Over the last two weeks, I have practiced on my guitar three times as much as I normally do. On a daily basis over the last few months, I’ve only been able to get in about 15 minutes every day. However, I made a commitment to my guitar teacher and hit 45 minutes pretty consistently.
However…
I look back on this “victory” with disdain and frustration. Why? Because my goal was 60 minutes.
I should have made my goals reasonable and achievable. Lesson learned
Let’s say you prospect for new business at a rate of seven calls a day. Every day for one week, seven calls. Your goal, however, was 10. So, every day you go home thinking you failed.
But you’re not a quitter, so you make an adjustment in the following week…
You make seven sales calls a day. Every day for that second week, seven calls. This time, however, your goal was five. Now, every day you go home thinking, “I not only succeeded, I exceeded my goal by 40%.”

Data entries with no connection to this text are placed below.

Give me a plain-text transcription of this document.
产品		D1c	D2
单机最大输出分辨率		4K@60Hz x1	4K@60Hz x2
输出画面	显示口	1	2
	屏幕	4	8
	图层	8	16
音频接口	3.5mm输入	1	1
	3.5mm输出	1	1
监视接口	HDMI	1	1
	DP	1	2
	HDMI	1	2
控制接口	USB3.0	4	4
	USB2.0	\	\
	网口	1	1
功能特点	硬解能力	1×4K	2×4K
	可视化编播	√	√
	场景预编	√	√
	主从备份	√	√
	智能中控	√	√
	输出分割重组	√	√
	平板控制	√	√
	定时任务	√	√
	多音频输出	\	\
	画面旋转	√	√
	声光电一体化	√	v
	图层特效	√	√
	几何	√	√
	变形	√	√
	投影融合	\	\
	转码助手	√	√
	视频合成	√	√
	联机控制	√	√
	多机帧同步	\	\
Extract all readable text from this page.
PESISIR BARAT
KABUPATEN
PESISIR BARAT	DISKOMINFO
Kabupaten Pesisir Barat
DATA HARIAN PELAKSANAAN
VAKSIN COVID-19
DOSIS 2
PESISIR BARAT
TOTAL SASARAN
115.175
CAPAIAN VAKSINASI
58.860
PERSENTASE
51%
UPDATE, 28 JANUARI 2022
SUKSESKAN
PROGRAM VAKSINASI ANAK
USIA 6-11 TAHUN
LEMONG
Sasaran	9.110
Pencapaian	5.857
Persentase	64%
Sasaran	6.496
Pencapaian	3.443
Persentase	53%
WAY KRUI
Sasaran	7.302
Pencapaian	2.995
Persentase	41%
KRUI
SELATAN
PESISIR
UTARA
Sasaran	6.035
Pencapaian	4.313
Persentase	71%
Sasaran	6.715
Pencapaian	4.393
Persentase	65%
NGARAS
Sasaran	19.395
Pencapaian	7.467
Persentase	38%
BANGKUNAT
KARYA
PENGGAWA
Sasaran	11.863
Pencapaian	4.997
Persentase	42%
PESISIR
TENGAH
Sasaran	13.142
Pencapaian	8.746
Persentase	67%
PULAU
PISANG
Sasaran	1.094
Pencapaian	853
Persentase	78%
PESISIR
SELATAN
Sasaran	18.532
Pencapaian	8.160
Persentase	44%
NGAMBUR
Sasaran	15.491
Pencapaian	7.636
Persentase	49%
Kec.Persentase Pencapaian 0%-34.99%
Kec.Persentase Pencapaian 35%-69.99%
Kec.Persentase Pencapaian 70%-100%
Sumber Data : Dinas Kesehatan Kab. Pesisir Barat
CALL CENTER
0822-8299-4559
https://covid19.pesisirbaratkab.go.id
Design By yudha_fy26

The client can hear every emotion you’re having. If you spend your day thinking, “I’m a failure,” that’s what the client will hear in your sales attempts.
However, if you spend your day thinking, “I’m killing it!” The client will hear success in your voice.
The interesting thing about the story is, the number of calls never changed. You still made seven calls a day for the first week in seven calls a day for the second week.
The only thing that changed was your attitude, that is, how it made you feel. And that’s what made the difference in the quality of those sales calls.
The change you made was the change that I made: You made your goals reasonable and achievable.
Michelangelo once said, “The problem isn’t that we set our goals too high and we fail to achieve them, but rather that we set them too low, and we do.”
Could not agree with you less, Mikey.
Set your daily sales activity goals at a number that you can hit and exceed on a daily basis.